Cells to Self

Topic: Life Sciences Subtopic: Cells

Case Study

of an Exhibition

by Denise King

Published on November 21, 2019, Modified on November 21, 2019

  • Description and goals

    The Exploratorium presents Cells to Self, a new 2,500 square-foot exhibition. How do the trillions of cells in your body work together to create a human self? How are you shaped by the genes you’re born with, and by your environment?

    Through more than 20 new experiences, this collection reveals the wondrous variety of human cells, and the amazing things they’re doing in your body. See live heart cells beating in time with your own pulse, or find out which bacteria are living on your skin. Through living tissues, microscopes, and digital models, you’ll discover how cells move and communicate. And consider how genetic and environmental forces create your uniquely human self.

  • Development process and challenges

    We divided the project into two phases. As a working theme for the first phase we focused on two ideas: we are made of cells and cells do cool stuff. At the end of the first phase, we produced graphics, exhibition elements, a color scheme, and did a full phase one install. The exhibition area was open to the public through all phases of this project, and all prototypes were tested in the space. We used prototyping extensively throughout the project, and not just for exhibits. We prototyped live demonstrations and the exhibition look and feel. For the second phase we added the themes of genetics and microbiome.
    The exhibition look and feel changed a lot from the first phase to the second phase and final install. We gave ourselves the space and time to not get it right the first time. The end result is an exhibition we are extremely proud of.

    Content research for this exhibition was daunting, especially for staff without degrees in biology. We supported each other by sharing info on a project Basecamp site. Ideas became crowd sourced and good ones rose to the top. Developers then began prototyping early and continually until the final design and fabrication phase.

    It is hard to make interactive exhibits with living cells in them. We had to choose where to spend our time and effort. Many of the exhibits do not have living organisms, and we used models in novel ways.

    Incorporating artists works into our exhibitions is an Exploratorium value. Artists bring a lens through which we can explore science content, and artworks offer different entry points for visitors. Much effort and budget was put toward discovering and procuring artists’s works that are now part of the exhibit collection.

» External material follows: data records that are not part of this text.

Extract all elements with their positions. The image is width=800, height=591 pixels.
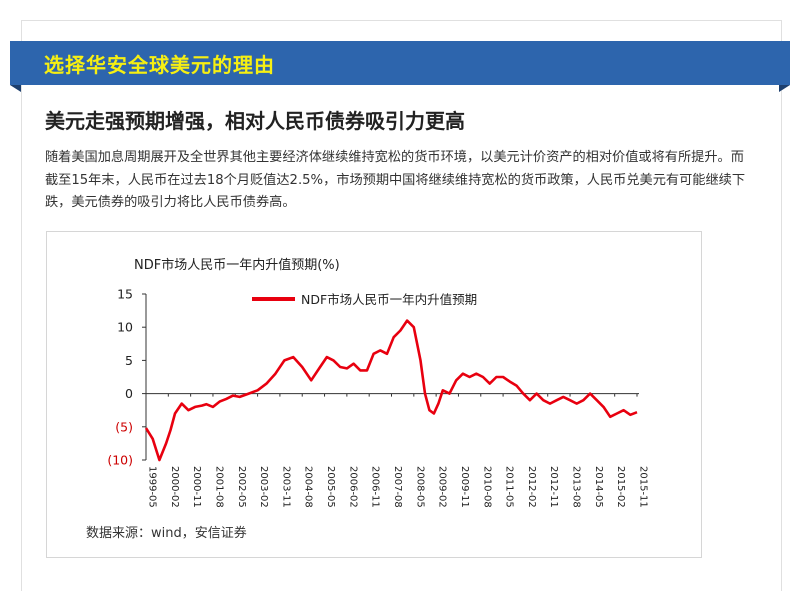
chart-container: NDF市场人民币一年内升值预期(%) NDF市场人民币一年内升值预期 15 10 5… [46,231,702,558]
x-tick-label: 2011-05 [504,466,515,508]
x-tick-label: 2012-11 [548,466,559,508]
section-banner: 选择华安全球美元的理由 [10,41,790,92]
x-tick-label: 2009-11 [459,466,470,508]
x-tick-label: 2006-11 [370,466,381,508]
y-tick-labels: 15 10 5 0 (5) (10) [107,287,133,468]
chart-axes [142,293,639,461]
ndf-chart: NDF市场人民币一年内升值预期(%) NDF市场人民币一年内升值预期 15 10 5… [107,257,649,508]
x-tick-label: 2012-02 [526,466,537,508]
x-tick-label: 2013-08 [571,466,582,508]
x-tick-label: 2003-11 [280,466,291,508]
x-tick-label: 2000-11 [191,466,202,508]
x-tick-label: 2002-05 [236,466,247,508]
series-line [144,319,638,462]
data-source: 数据来源：wind，安信证券 [86,526,247,541]
banner-bar [10,41,790,85]
x-tick-label: 2001-08 [213,466,224,508]
banner-fold-left [10,85,21,92]
section-title: 选择华安全球美元的理由 [44,53,275,77]
y-tick-label: 0 [125,386,133,401]
x-tick-label: 2010-08 [481,466,492,508]
article-paragraph: 随着美国加息周期展开及全世界其他主要经济体继续维持宽松的货币环境，以美元计价资产… [45,150,746,210]
banner-fold-right [779,85,790,92]
x-tick-label: 2014-05 [593,466,604,508]
y-tick-label: 10 [117,320,133,335]
legend-label: NDF市场人民币一年内升值预期 [301,292,477,307]
x-tick-labels: 1999-05 2000-02 2000-11 2001-08 2002-05 2003-… [147,466,649,508]
y-tick-label: (5) [115,419,133,434]
x-tick-label: 2004-08 [303,466,314,508]
chart-legend: NDF市场人民币一年内升值预期 [252,292,477,307]
x-tick-label: 2003-02 [258,466,269,508]
article-heading: 美元走强预期增强，相对人民币债券吸引力更高 [45,109,465,133]
x-tick-label: 2008-05 [414,466,425,508]
x-tick-label: 2007-08 [392,466,403,508]
y-tick-label: 15 [117,287,133,302]
x-tick-label: 2000-02 [169,466,180,508]
x-tick-label: 2009-02 [437,466,448,508]
y-tick-label: (10) [107,453,133,468]
x-tick-label: 2015-02 [615,466,626,508]
chart-title: NDF市场人民币一年内升值预期(%) [134,257,340,273]
x-tick-label: 2015-11 [638,466,649,508]
x-tick-label: 2006-02 [347,466,358,508]
x-tick-label: 1999-05 [147,466,158,508]
y-tick-label: 5 [125,353,133,368]
x-tick-label: 2005-05 [325,466,336,508]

    The exhibition was funded from a mosaic of sources, each complementary to the overall exhibition goals. This was a challenge for project leadership as well as our grant managers, but the consistency of the vision kept it all aligned.

  • Lessons learned, mistakes we made (and what we did about them)

    Our floor space was limited, and was very much a thoroughfare that visitors breezed through. We focused on quality over quantity with our exhibits and exhibition design, and we successfully turned a hallway into an eddy that holds visitors. Some of the individual exhibits had holding times of up to 10 minutes during formative evaluation.